Estudo contratado pelo setor de apostas estima que as pessoas contempladas pelo Bolsa Família gastaram R$ 210 milhões com bets em agosto. A análise da LCA Consultoria Econômica teve como base a nota técnica do Banco Central, que identificou R$ 3 bilhões em transferências por Pix dos beneficiários do programa para esses sites no mês, sem levar em conta, na visão das plataformas, o valor devolvido em prêmios.

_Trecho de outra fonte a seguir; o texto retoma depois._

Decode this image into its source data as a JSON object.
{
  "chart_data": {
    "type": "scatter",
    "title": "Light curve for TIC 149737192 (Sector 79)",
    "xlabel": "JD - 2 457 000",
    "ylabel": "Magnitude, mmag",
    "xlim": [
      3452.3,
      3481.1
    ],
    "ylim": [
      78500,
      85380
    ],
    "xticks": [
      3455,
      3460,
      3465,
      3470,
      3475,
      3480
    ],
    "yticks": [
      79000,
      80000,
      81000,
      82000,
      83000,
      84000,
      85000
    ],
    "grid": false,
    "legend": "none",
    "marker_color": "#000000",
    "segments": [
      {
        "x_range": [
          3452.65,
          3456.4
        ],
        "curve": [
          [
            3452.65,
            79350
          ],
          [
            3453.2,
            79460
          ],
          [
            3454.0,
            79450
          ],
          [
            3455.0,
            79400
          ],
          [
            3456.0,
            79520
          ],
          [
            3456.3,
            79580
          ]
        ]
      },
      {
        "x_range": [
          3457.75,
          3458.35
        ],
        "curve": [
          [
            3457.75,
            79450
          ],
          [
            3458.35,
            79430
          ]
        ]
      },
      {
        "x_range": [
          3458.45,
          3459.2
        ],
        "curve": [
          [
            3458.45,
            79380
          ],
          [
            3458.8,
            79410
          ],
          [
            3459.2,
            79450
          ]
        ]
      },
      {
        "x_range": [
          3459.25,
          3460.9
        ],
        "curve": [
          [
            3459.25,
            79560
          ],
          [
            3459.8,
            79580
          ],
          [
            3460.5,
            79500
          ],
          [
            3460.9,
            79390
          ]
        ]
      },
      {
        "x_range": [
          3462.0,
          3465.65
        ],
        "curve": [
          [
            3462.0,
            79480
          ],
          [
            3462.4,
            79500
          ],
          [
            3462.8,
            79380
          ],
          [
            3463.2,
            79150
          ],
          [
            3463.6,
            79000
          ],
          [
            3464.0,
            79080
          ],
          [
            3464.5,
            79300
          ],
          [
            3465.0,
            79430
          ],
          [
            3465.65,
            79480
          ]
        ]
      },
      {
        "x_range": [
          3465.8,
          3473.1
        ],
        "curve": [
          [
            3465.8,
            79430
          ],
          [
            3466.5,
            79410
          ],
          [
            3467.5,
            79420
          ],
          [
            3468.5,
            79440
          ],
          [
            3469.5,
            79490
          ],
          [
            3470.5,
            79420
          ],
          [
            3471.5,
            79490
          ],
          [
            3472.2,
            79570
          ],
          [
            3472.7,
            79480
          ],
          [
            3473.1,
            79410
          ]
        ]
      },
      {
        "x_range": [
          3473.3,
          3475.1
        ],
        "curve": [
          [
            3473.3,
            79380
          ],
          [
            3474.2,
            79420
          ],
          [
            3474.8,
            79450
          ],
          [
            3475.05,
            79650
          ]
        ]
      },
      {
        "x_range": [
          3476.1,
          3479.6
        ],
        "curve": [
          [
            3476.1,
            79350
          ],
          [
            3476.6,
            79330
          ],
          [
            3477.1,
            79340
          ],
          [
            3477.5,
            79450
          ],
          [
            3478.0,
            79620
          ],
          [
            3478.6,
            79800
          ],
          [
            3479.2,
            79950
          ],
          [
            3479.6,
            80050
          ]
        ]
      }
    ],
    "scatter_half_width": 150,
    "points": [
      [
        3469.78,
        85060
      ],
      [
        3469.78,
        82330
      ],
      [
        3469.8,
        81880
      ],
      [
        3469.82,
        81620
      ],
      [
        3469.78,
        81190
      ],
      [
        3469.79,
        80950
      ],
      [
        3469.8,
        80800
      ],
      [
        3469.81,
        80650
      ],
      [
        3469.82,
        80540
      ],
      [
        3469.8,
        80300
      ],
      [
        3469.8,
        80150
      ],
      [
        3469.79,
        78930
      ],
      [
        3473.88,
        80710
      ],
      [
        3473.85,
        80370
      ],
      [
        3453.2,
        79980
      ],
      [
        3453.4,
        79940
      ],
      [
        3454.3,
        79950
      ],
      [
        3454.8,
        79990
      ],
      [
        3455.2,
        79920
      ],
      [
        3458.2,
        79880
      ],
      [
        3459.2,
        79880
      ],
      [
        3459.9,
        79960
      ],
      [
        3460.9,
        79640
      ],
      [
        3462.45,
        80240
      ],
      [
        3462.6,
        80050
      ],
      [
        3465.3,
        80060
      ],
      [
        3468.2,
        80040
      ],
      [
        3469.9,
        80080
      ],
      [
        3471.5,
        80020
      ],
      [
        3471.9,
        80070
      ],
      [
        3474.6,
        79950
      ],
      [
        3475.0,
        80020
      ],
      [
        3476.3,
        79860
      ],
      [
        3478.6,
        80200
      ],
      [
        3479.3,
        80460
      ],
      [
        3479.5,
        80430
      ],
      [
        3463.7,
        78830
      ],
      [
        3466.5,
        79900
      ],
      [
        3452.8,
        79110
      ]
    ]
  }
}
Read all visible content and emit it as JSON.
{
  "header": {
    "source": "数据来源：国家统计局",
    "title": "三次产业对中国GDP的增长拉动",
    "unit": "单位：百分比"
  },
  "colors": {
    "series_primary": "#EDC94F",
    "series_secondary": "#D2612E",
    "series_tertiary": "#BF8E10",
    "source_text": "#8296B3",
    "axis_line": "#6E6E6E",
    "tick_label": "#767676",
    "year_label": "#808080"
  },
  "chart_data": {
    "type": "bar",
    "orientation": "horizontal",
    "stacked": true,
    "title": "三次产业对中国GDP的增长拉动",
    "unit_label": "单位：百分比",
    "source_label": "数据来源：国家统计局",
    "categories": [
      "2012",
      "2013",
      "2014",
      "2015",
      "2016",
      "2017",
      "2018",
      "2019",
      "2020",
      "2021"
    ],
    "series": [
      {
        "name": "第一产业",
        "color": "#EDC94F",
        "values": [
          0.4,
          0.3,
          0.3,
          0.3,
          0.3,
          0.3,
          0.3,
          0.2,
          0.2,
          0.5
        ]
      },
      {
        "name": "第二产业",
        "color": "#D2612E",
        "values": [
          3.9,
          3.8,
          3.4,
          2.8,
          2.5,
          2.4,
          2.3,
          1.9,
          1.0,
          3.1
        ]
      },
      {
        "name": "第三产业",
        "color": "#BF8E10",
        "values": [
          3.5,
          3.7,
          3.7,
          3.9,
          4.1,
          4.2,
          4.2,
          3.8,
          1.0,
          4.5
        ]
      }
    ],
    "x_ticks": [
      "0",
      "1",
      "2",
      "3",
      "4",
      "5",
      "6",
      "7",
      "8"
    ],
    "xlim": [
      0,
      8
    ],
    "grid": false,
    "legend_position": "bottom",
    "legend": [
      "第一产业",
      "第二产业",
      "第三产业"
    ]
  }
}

O levantamento das bets considera o valor enviado à plataforma, o dinheiro que retorna ao jogador e o que fica retido pela empresa - tanto as taxas quanto os depósitos deixados pelo jogador para futuras apostas. A cifra mencionada corresponde a 1,5% dos R$ 14,1 bilhões repassados aos beneficiários naquele mês.
Esses R$ 210 milhões são a diferença entre o total de apostas feitas e o total pago em prêmios, levando em conta uma taxa de retorno de 93%, a média praticada pelas bets associadas ao Instituto Brasileiro de Jogo Responsável (IBJR) - que reúne Bet365, Flutter (Bet Nacional), Entain (Sportingbet), Betsson Group, Betway Group, Yolo Group, KTO Group, Rei do Pitaco, Novibet, LeoVegas (MGM Grand, parceira do Grupo Globo), Kaizen Gaming (Betano) e SkillOnNet.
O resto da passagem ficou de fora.